Wie wenig braucht man wirklich und worauf kann man wirklich nicht verzichten? Zeit fehlt mir sehr oft. Zeit ist so kostbar geworden. Die Zeit, die ich in der Kindheit mit meinen bescheidenen Großeltern verbrachte, ist unbezahlbar. Seltsam, dass ihre Art zu leben, die Art sein wird, wie wir zukünftig wieder leben werden. Licht aus wenn aus dem Haus, kein Essen wegwerfen, keinen Müll produzieren, Anzüge ändern und nicht neu kaufen, aufbewahren und pflegen, reparieren, lesen in Büchern, Fernseher ausstellen, wenn die Sendung vorbei ist, mit 120 km/h im 15 Jahre alten Audi Quattro über die Autobahn oder mit dem Zug an die Ostsee in den Urlaub fahren, Kochen statt Konvenienzfood, Postkarten schreiben… Einkaufsnetze entheddern, Geschenkpapier bügeln, Entschleunigung. Brot backen. So ein „unverpackt Laden“ hieß früher Konsum oder Tante Emma und so wird eine alte Idee für uns neu verpackt. Obst gehörte nie in Plastik, sondern, wenn überhaupt, immer in diese dreieckigen Papiertüten mit der blauen Obstillu drauf.

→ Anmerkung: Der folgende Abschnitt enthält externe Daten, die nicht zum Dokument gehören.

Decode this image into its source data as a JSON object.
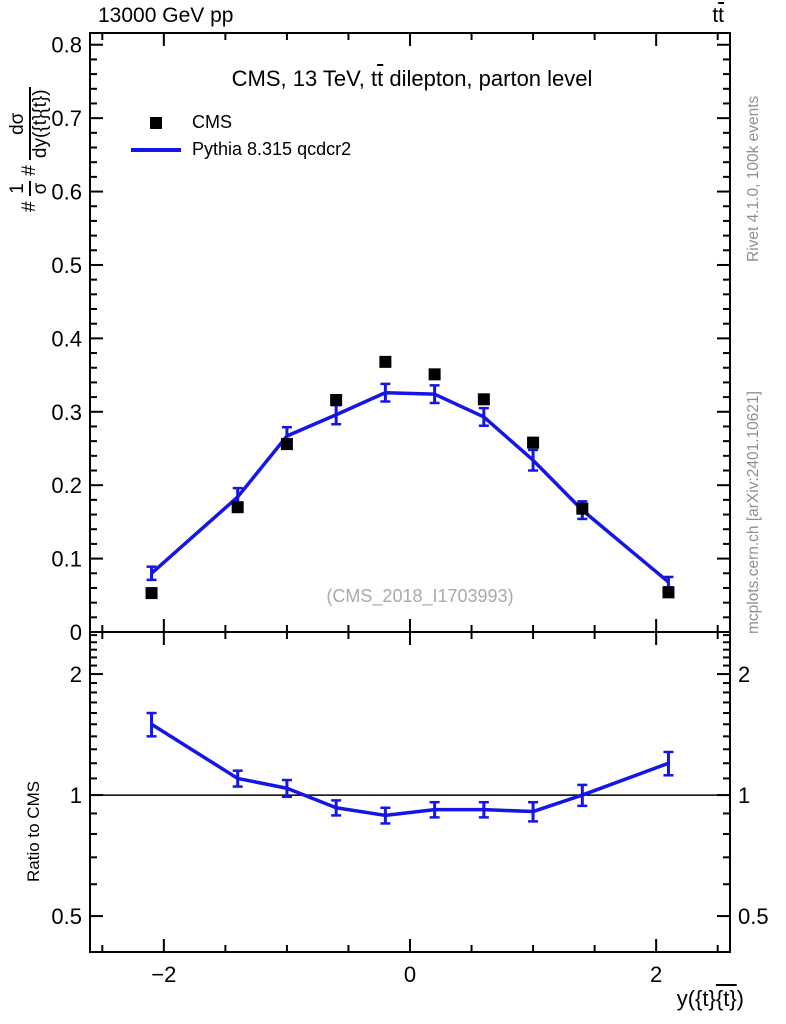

Mir fehlt eigentlich gar nichts. Ich bemerke immer mehr wie extrem gut sich auch krasse Veränderungen im eignen Verhalten anfühlen. Es ist doch nicht für mich. Ich bin nicht biologisch abbaubarer Premiumkadaver in nicht allzu ferner Zukunft.

Dinge fehlen einem sowieso selten. Manchmal fehlt mir eine Zigarette, aber ich habe ja die Erinnerung. Schnee fehlt mir. In meiner Erinnerung war Schnee immer schön. Ich würde sehr gern mit den Kindern Schlittschuh laufen gehen. Der See friert nicht mehr zu. Oder einen Schneemann bauen mit meiner Kleinsten.